Over the past forty-two days, we have studied Jesus’ teaching on prayer in the Sermon on the Mount (Matthew 6:5–15), focusing specifically on the six petitions of the Lord’s Prayer (verses 9–13). If we want to experience God through prayer, we must:
- make time and space for God (verses 5–9a),
- focus on God’s powerful love for us (verse 9b),
- prioritize God’s agenda for our lives (verse 10),
- ask God for whatever we need (verse 11),
- seek God’s forgiveness and send it to others (verse 12),
- and trust God in trying times (verse 13).
In this epilogue, I want to conclude our study with a brief note about the traditional ending of the Lord’s Prayer: “for yours is the kingdom and the power and the glory forever. Amen.”
Like most modern translations, the New International Version (NIV)—which I have been using throughout this study—relegates the ending to a footnote rather than including it in the main body of the text. Why? Because the earliest and best manuscripts of Matthew’s Gospel do not include the ending. Nor do any copies of Luke’s Gospel. It appears that Jesus did not teach his disciples to pray, “for yours is the kingdom and the power and the glory forever. Amen.” The ending was added sometime later in the early centuries of Christian history.

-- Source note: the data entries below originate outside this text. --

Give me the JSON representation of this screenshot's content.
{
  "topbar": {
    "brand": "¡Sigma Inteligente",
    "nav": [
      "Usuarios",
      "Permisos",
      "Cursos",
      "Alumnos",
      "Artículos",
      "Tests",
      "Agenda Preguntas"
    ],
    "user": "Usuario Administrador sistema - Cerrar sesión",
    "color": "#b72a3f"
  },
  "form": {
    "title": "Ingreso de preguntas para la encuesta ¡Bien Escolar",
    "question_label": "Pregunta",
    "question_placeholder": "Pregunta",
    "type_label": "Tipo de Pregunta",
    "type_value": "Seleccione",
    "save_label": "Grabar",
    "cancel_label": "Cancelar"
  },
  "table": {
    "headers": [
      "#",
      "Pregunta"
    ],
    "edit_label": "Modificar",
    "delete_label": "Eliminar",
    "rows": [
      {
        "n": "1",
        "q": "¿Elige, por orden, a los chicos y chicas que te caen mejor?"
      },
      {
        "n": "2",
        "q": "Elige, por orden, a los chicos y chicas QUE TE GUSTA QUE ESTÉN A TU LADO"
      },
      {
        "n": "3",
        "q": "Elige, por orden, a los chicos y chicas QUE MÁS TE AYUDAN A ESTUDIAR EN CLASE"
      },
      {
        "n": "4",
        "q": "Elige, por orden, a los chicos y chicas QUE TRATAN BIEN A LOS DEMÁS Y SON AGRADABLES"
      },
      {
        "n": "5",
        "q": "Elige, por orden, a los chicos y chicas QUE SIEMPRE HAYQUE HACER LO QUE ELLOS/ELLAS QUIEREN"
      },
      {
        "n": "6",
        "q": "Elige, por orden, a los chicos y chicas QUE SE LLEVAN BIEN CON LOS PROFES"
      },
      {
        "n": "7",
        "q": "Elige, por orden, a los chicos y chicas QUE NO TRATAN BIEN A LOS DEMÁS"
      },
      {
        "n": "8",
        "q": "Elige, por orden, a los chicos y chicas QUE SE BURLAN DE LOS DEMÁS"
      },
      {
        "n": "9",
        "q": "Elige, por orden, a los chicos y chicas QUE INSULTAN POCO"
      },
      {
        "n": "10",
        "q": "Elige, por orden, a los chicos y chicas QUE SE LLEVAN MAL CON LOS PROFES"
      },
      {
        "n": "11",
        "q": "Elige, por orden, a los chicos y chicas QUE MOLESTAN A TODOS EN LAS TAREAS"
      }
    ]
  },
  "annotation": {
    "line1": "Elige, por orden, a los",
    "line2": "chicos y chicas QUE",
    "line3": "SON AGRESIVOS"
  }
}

But should we continue to pray this ending even though it is merely traditional? As far as I am concerned, “Yes” and for three reasons:
First, the sentiment the ending expresses is wholly biblical. Compare it with the various doxologies in Revelation—4:15; 5:12, 13; 7:12; 11:15, 16–18; 12:10; 19:1, 2—for example. It says essentially what they say: God is the kind of God who deserves to rule over the creation he made, he has the power to do so, and he does so with such unfailing love and justice that he deserves all the honor and praise we can give him.
Second, we should continue to pray the traditional ending because it is useful for worship. Many Americans cannot summon up any sympathy for history and tradition. We always look for what is “new and improved” rather than what is “tried and true.” When it comes to ending a prayer, however, I doubt that the traditional ending can be improved upon for its beauty or truthfulness.
And third, we should continue to pray the traditional ending because, in the final analysis, God is what life is all about. When we pray, our first request is that his name—that is, his reputation, fame, and honor—be hallowed. Why not conclude the prayer by exalting his kingdom, power, and glory? Too often, we live life as if our concerns were all that mattered. The Bible teaches us, however, to be ruthless God-centered, God-focused, and God-saturated. As John Stott has written, “in the Lord’s Prayer, Christians are obsessed with God…. True Christian prayer is always a preoccupation with God and his glory.” Only as we give our best attention to God’s concerns will we find our own needs met (Matt. 6:33).
So let us pray to “our Father in heaven,” for his is “the kingdom and the power and the glory forever.”